What Ana discovers after years of taking care of her “software object” is that what makes him unique, capable of doing things that other self-aware programs cannot do, is precisely the care she has put into raising him: “If she’s learned anything raising Jax, it’s that there are no shortcuts; if you want to create the common sense that comes from twenty years of being in the world, you need to devote twenty years to the task. You can’t assemble an equivalent collection of heuristics in less time; experience is algorithmically incompressible.”19 Moreover, Jax is now more than an advanced computer program. Like the others who have been raised like him, he “would have once seen the world with new eyes, have had hopes fulfilled and hopes dashed, have learned how it felt to tell a lie and how it felt to be told one.”20 As a result, he cannot be treated simply as a machine or an animal but deserves the same “respect” that humans are afforded.
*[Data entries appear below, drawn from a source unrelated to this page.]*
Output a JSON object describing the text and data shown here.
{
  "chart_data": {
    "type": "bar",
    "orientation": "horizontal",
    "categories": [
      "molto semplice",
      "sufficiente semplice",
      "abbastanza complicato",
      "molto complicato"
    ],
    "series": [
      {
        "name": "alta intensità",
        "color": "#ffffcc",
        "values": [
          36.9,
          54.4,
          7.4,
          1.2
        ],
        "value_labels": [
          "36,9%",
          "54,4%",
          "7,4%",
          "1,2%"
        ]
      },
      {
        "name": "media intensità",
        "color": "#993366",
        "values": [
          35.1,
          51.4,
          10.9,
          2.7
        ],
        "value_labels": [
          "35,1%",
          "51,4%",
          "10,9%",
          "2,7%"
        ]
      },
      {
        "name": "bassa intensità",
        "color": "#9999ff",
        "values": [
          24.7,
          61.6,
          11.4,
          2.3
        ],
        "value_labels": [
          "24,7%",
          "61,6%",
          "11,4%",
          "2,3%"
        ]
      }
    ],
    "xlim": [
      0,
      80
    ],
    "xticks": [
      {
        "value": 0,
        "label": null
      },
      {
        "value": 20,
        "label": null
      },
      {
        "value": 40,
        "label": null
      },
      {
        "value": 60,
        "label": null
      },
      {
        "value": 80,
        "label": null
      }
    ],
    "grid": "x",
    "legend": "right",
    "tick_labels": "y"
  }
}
Against the obvious humanism of these conclusions, Derek, another caretaker of the self-aware programs, reaches a slightly different appreciation for difference.
While he would agree that nothing beats experience and that his programs deserve to be respected, he also thinks (according to the narrator), “Marco and Polo aren’t human, and maybe thinking of them as if they were is a mistake, forcing them to conform to [Derek’s] expectations instead of letting them be themselves. Is it more respectful to treat him like a human being, or to accept that he isn’t one?”